Nos invitan a entender cómo los así llamados microbios nos produjeron, al ser ellos los que establecieron las bases químicas y estructurales fundamentales en las que se basa toda forma de vida terrestre. Los autores argumentan que lo que impulsa el proceso evolutivo y genera innovaciones es la cooperación y la simbiosis. Estas permiten que seres simples, con distintas habilidades y capacidades, establezcan íntimas asociaciones mutualistas que pueden llevar a una unión simbiótica y al surgimiento de organismos más complejos. Aquí no hay competencia neodarwinista, sino interacción, interconexión, interdependencia. Por ejemplo, los organelos intracelulares que abastecen de energía nuestros cuerpos, las ya famosas mitocondrias, son descendientes de las cianobacterias. Así, albergamos en nuestros cuerpos descendientes de las bacterias arcaicas que dieron origen a la vida hace miles de millones de años.  Ni hablar de los cientos de cepas de bacterias en nuestros intestinos sin las cuales no podemos digerir bien ésa empanada y ése vaso de vino tinto.

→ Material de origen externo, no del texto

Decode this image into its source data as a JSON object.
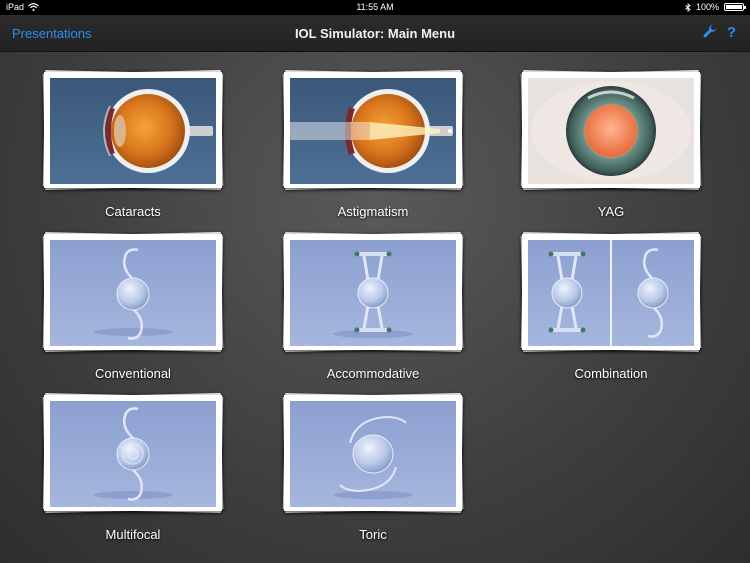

Entender nuestro lugar en el planeta desde esta historia natural implica un cambio de paradigma, es una revolución copernicana. Pero hoy en las urbes de cemento, vidrio y acero, y con el paradigma desarraigado en nuestras mentes, estamos mentalmente desconectados de la naturaleza. Y esto nos desconecta de nosotros mismos. Necesitamos urgentemente abrir nuestros sentidos y corazón a ella. Se trata de un ejercicio físico, sensorial, incluso espiritual: cerrar los ojos, respirar profundamente, y sentir, y visualizar nuestra pertenencia total al flujo recursivo de la materia, la energía y la información de la biósfera. Estamos adentro, somos uno sólo con la biósfera. La biósfera es realmente nuestro cuerpo extendido. Si descubrimos nuestra pertenencia e identidad con la naturaleza, con las bacterias que moran multitudinariamente dentro de nosotros, con los misteriosos hongos, las fantásticas plantas fotosintéticas que nos dan todo, con los bellos y diversos animales, debiera cambiar nuestra manera de comportarnos entre nosotros y con la naturaleza. Pertenecemos a la majestuosa comunidad biosférica que bulle en casi todos los rincones del planeta. Necesitamos cooperación comunitaria. Una gran minga constante.

Esto es también lo que podemos descubrir en los parques nacionales, máxima expresión de conservación. Allí podemos sentir y redescubrir nuestro verdadero lugar en la biósfera, respirando aire puro, contemplando la belleza, escuchando el impetuoso rumor de aguas libres. Allí podemos renovar nuestra relación con otras especies, sentirnos alerce, sentirnos puma, huemul y cóndor, sentirnos líquen, perfumada flor de ulmo y abeja, y comprender desde allí este paradigma bioecológico que no es nuevo, que en realidad es la realidad misma, algo que también han percibido claramente antiguos pueblos arraigados. Hoy los parques nos invitan a abrir los sentidos y la mente, a despertar, y mutar a un ser que empatiza activa y conscientemente con toda la creación.